Seeking the perfect mate for your mare? If your mare were searching for herself, she might just ask to hear her suitors whinny. Mares show a clear preference for deep-voiced stallions, researchers in France have found. And the preference isn’t a whim—deep-voiced stallions, it turns out, are more fertile.
Alban Lemasson, PhD, and fellow scientists at the University of Rennes recorded the calls of 15 breeding stallions along with the stallions’ heart rates, hormone levels and reproductive success. They already knew that larger stallions tend to have deeper voices, but this data showed that a lower-pitched call also correlated with a slower heart rate (indicating calmness) and higher fertility.
Next, 40 mares of varying ages were tested to see how they reacted to the voices. Some were broodmares; others were saddle horses. For the broodmares, the researchers constructed a long enclosure, walled by hay bales stacked high enough that the mares could not see out, with a speaker at each end. Each mare was placed in the middle of the rectangle and released and two stallion calls—one high-pitched, one low—were played simultaneously from opposite sides. The saddle mares were tested in the same way but in a familiar arena.
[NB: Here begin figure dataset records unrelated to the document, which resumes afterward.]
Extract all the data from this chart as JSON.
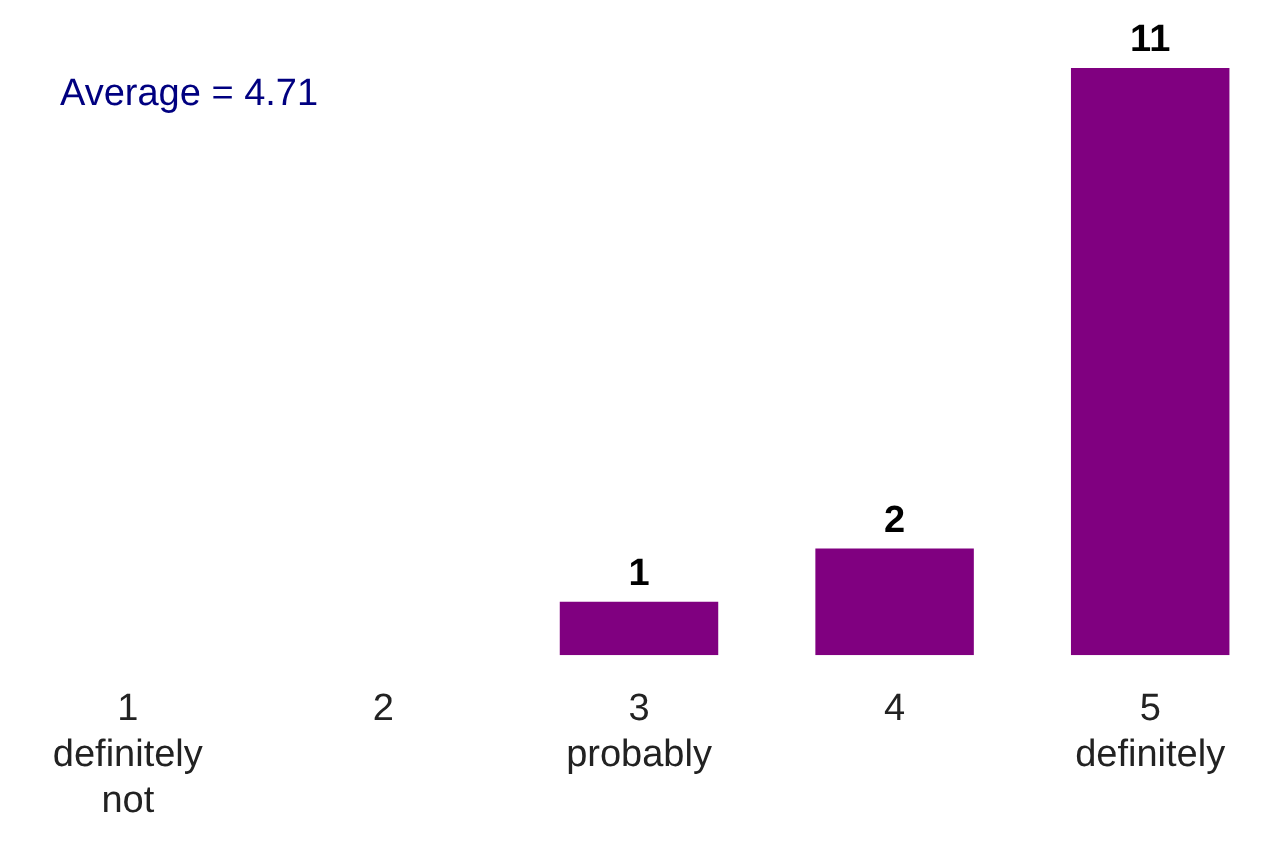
{
  "chart_data": {
    "type": "bar",
    "categories": [
      "1\ndefinitely\nnot",
      "2",
      "3\nprobably",
      "4",
      "5\ndefinitely"
    ],
    "values": [
      0,
      0,
      1,
      2,
      11
    ],
    "value_labels": [
      null,
      null,
      "1",
      "2",
      "11"
    ],
    "color": "#800080",
    "annotations": [
      "Average = 4.71"
    ]
  }
}
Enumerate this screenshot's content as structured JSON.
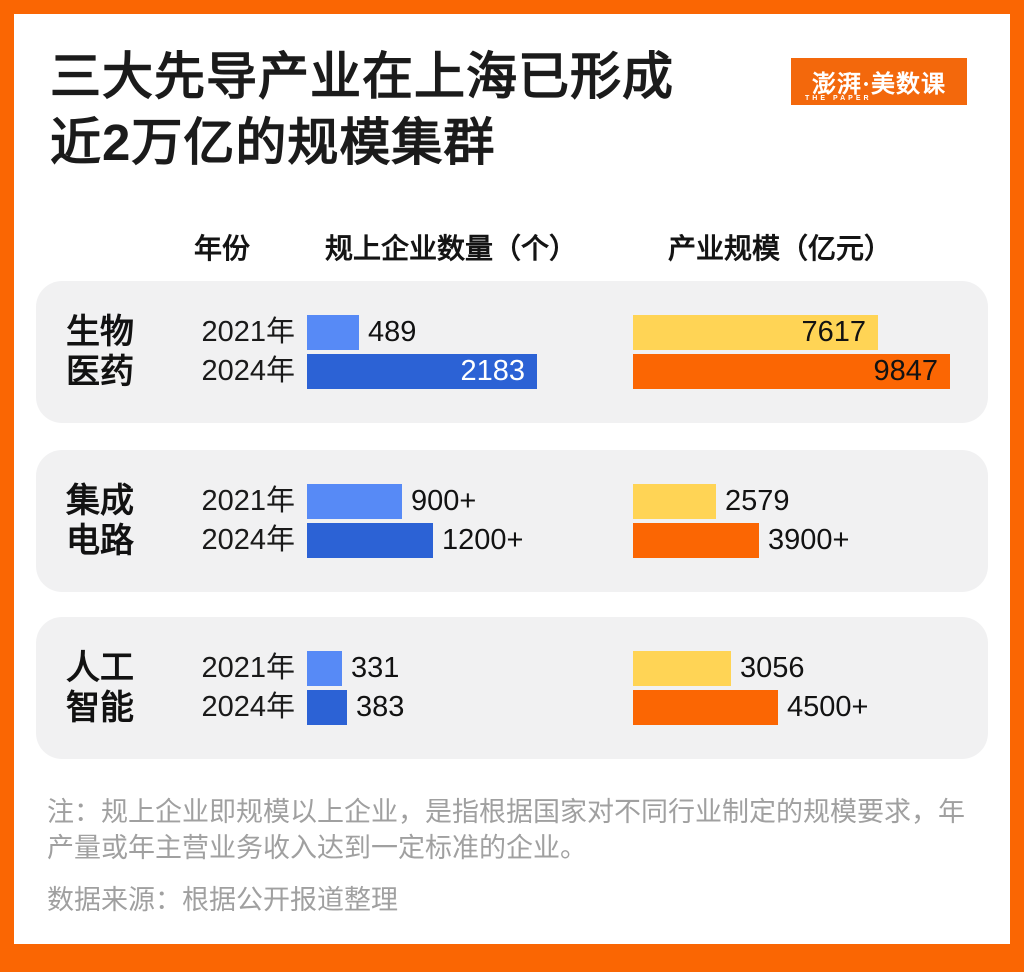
{
  "title": {
    "line1": "三大先导产业在上海已形成",
    "line2": "近2万亿的规模集群"
  },
  "logo": {
    "main": "澎湃·美数课",
    "sub": "THE PAPER",
    "bg_color": "#F3680C"
  },
  "columns": {
    "year": "年份",
    "count": "规上企业数量（个）",
    "size": "产业规模（亿元）"
  },
  "colors": {
    "frame": "#FA6603",
    "count_2021": "#578AF6",
    "count_2024": "#2C62D5",
    "size_2021": "#FFD455",
    "size_2024": "#FB6603",
    "panel_bg": "#F1F1F2"
  },
  "groups": [
    {
      "category": [
        "生物",
        "医药"
      ],
      "rows": [
        {
          "year": "2021年",
          "count": {
            "label": "489",
            "value": 489,
            "inside": false,
            "label_color": "#121212"
          },
          "size": {
            "label": "7617",
            "value": 7617,
            "inside": true,
            "label_color": "#121212"
          }
        },
        {
          "year": "2024年",
          "count": {
            "label": "2183",
            "value": 2183,
            "inside": true,
            "label_color": "#FFFFFF"
          },
          "size": {
            "label": "9847",
            "value": 9847,
            "inside": true,
            "label_color": "#121212"
          }
        }
      ]
    },
    {
      "category": [
        "集成",
        "电路"
      ],
      "rows": [
        {
          "year": "2021年",
          "count": {
            "label": "900+",
            "value": 900,
            "inside": false,
            "label_color": "#121212"
          },
          "size": {
            "label": "2579",
            "value": 2579,
            "inside": false,
            "label_color": "#121212"
          }
        },
        {
          "year": "2024年",
          "count": {
            "label": "1200+",
            "value": 1200,
            "inside": false,
            "label_color": "#121212"
          },
          "size": {
            "label": "3900+",
            "value": 3900,
            "inside": false,
            "label_color": "#121212"
          }
        }
      ]
    },
    {
      "category": [
        "人工",
        "智能"
      ],
      "rows": [
        {
          "year": "2021年",
          "count": {
            "label": "331",
            "value": 331,
            "inside": false,
            "label_color": "#121212"
          },
          "size": {
            "label": "3056",
            "value": 3056,
            "inside": false,
            "label_color": "#121212"
          }
        },
        {
          "year": "2024年",
          "count": {
            "label": "383",
            "value": 383,
            "inside": false,
            "label_color": "#121212"
          },
          "size": {
            "label": "4500+",
            "value": 4500,
            "inside": false,
            "label_color": "#121212"
          }
        }
      ]
    }
  ],
  "note": {
    "line1": "注：规上企业即规模以上企业，是指根据国家对不同行业制定的规模要求，年",
    "line2": "产量或年主营业务收入达到一定标准的企业。",
    "source": "数据来源：根据公开报道整理"
  },
  "chart_data": {
    "type": "bar",
    "orientation": "horizontal",
    "title": "三大先导产业在上海已形成近2万亿的规模集群",
    "categories": [
      "生物医药",
      "集成电路",
      "人工智能"
    ],
    "series": [
      {
        "name": "规上企业数量（个）2021年",
        "values": [
          489,
          900,
          331
        ],
        "labels": [
          "489",
          "900+",
          "331"
        ],
        "color": "#578AF6"
      },
      {
        "name": "规上企业数量（个）2024年",
        "values": [
          2183,
          1200,
          383
        ],
        "labels": [
          "2183",
          "1200+",
          "383"
        ],
        "color": "#2C62D5"
      },
      {
        "name": "产业规模（亿元）2021年",
        "values": [
          7617,
          2579,
          3056
        ],
        "labels": [
          "7617",
          "2579",
          "3056"
        ],
        "color": "#FFD455"
      },
      {
        "name": "产业规模（亿元）2024年",
        "values": [
          9847,
          3900,
          4500
        ],
        "labels": [
          "9847",
          "3900+",
          "4500+"
        ],
        "color": "#FB6603"
      }
    ],
    "legend_position": "none",
    "grid": false,
    "note": "注：规上企业即规模以上企业，是指根据国家对不同行业制定的规模要求，年产量或年主营业务收入达到一定标准的企业。",
    "source": "数据来源：根据公开报道整理"
  }
}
In repeated trials, the mares turned toward the low-pitched call more often and spent significantly more time in that side of the enclosure. That, the researchers say, shows that mares are attracted to the voices of stallions who are tall, calm and more fertile. Whether mares were in heat or not, their preferences were the same. The researchers say that’s to be expected in horses, since wild bands of females stay with chosen males even when they’re not breeding.